2022年 8月

第50話 恋(こひ)は「孤悲(こひ)」か・・・。

読売新聞の人生相談、50代の男性が20代後半の女性に恋をしたらしい。どうすればよいか?との質問だった。回答者の回答がよかった。


万葉の時代、「恋(こひ)」は「孤悲(こひ)」と描かれていたそうである。万葉の時代の人、すごい感性だ、と心動かされた。John Lennonの名曲“Love”でも同じようなフレーズがある。”Love is wanting to be loved.“(「愛」とは「愛されたい」と願うこと)」。恋をすると、恋した相手が自分のことを好きになってほしい、と感じるのは至極まっとうなことで、John Lennonはその思いを歌詞に、万葉の人たちは、その思いが届かず、自分の心の中が苦しみ悲しんでいることを踏まえて、「孤悲」と万葉仮名を使ったのだろう。


私が10代の終わりころ、太宰治のファンだった。彼自身が破滅型の作家ではあったが、戦時中の時代に、明るさと皮肉にあふれた作品、時には前向きな作品(確か、「走れメロス」は戦時中の作品だったように記憶している)を作り、終戦の後、重い作品(「斜陽」や「人間失格」)などを書いて、この世とさよならした人だが、彼の作品で私の好きなものの一つに「御伽草子」がある。よく知られている昔ばなし(コブ取り爺さん、カチカチ山、スズメのお宿)を彼流に換骨奪胎して、素晴らしい作品となっているが、その中のカチカチ山、太宰はタヌキを「少し下卑た中年男性」、ウサギを「思春期の女性」として描き、その作品は今も私の心の中に残っている。彼の言うように「思春期の女性の冷酷さ」と、まるで私のような「かわいそうなタヌキ」は、以前にも書いた“Female Choice”の現実を見せつけてくれる。きれいで冷酷なウサギに恋をした哀れなタヌキは、結局命を落とすことになるのだが、彼の最期の言葉「惚れたが悪いか!」という言葉は、今でも私の心の中で響いている。もちろん、それは私自身の人生の反映でもあるのだが・・・。


人生相談の回答者は、万葉の時代の「恋(こひ)」は「孤悲(こひ)」ということを持ち出して、「それはあなたの心の中にとどめておきなさい」と提案していた。「どうしても恋心が抑えられなければ、誠意をもって相手に思いを伝えなさい。たぶんハラスメント委員会から呼び出しがあると思いますから」と締めていた。とても適切な回答だと思う。


とはいえ人間、いつどこで、どんな形で「恋」の雷が落ちてくるか分からない。突然にドカーン、と雷が落ちてくることもあれば、自分の中で静かに育ってきた「恋心」に、何かのきっかけで「はっ!」と気付くのかもしれない。

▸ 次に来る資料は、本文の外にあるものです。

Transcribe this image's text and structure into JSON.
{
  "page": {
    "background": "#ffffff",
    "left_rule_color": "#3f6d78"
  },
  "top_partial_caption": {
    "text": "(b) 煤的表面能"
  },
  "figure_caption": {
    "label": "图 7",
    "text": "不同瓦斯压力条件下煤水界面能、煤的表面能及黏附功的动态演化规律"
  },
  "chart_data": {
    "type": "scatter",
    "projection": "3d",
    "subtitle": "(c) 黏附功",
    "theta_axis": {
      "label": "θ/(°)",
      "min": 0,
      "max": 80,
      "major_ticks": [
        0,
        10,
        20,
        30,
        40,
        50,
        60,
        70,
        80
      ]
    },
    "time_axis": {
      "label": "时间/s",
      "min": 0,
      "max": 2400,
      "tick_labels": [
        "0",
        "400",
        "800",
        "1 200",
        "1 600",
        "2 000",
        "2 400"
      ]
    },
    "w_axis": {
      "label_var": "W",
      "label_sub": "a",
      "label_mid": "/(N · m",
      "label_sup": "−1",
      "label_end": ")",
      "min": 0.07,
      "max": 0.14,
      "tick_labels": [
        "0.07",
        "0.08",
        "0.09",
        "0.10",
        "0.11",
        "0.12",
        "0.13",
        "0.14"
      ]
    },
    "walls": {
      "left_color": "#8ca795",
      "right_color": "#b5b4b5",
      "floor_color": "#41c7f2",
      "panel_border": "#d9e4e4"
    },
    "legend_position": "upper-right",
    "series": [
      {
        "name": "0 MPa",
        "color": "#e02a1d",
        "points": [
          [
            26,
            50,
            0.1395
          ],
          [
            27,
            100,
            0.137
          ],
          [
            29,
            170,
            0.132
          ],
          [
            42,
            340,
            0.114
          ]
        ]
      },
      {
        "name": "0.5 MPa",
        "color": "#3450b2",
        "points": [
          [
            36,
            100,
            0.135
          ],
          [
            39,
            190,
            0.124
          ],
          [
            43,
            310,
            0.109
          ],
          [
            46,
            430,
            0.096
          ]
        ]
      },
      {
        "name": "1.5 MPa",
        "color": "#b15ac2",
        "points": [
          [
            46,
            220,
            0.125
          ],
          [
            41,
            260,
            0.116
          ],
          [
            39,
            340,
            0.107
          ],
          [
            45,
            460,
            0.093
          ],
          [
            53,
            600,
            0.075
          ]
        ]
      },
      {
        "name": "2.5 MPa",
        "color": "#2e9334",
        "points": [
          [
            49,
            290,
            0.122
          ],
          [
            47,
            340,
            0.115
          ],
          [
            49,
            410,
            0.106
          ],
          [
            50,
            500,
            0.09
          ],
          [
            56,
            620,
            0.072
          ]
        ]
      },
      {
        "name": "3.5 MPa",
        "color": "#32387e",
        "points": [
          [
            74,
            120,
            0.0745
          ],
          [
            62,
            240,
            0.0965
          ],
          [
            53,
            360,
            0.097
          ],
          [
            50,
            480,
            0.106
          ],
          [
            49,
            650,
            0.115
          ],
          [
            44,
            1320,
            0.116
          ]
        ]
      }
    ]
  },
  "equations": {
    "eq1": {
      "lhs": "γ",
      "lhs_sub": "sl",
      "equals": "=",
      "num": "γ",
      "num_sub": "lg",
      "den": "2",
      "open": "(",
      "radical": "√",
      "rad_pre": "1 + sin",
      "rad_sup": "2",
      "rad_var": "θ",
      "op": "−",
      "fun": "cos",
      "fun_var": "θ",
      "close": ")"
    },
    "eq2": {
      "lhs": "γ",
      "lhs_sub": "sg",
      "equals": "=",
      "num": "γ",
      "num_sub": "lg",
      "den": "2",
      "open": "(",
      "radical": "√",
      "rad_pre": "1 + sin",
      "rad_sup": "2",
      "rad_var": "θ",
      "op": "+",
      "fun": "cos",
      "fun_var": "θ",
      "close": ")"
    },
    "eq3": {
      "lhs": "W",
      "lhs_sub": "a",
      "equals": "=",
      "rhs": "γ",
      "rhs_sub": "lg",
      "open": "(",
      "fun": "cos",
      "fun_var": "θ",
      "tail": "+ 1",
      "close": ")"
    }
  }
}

いつ、どこで読んだ文章だか忘れたが、芸者の大師匠に、とある新聞記者が質問した。質問の内容は忘れてしまったが、女性はいつまで「女」ですか?みたいな問いだったと思う(今なら問題発言だろう)。大師匠は何も言わずに、吸っていたキセルを煙草盆にトントンと叩いて、タバコの灰を落としたそうだ。読んだ文章では大師匠の答えは「灰になるまで」という意味だったとのこと。

そう、「老いらくの恋」などと批判を浴びることもあるが、やはり男性は死ぬまで「おとこ」であり、女性は死ぬまで「おんな」なのだろうと思う。年齢に関係なく、恋に落ちてもしょうがない。人を恋する気持ちはだれも、そして自分自身も縛ることができないものだから。


人生相談に投稿した男性もそうなのだろう。好きになってしまったらしょうがない。でもそれが成就しやすいものか、時に犯罪まがいととらえられてしまうかはお互いの関係性によるものである。一般論でいうなら、その思いは「孤悲」として心の底に秘し沈めておくのが最適解であろう。


私は男性なので、太宰の御伽草子で出てくる「かわいそうなタヌキ」の気持ちがよく分かる。なので、最後にもう一度彼の言葉を言わせてほしい。


「惚れたが悪いか!」


でも、人生ってそんなものだよなぁ。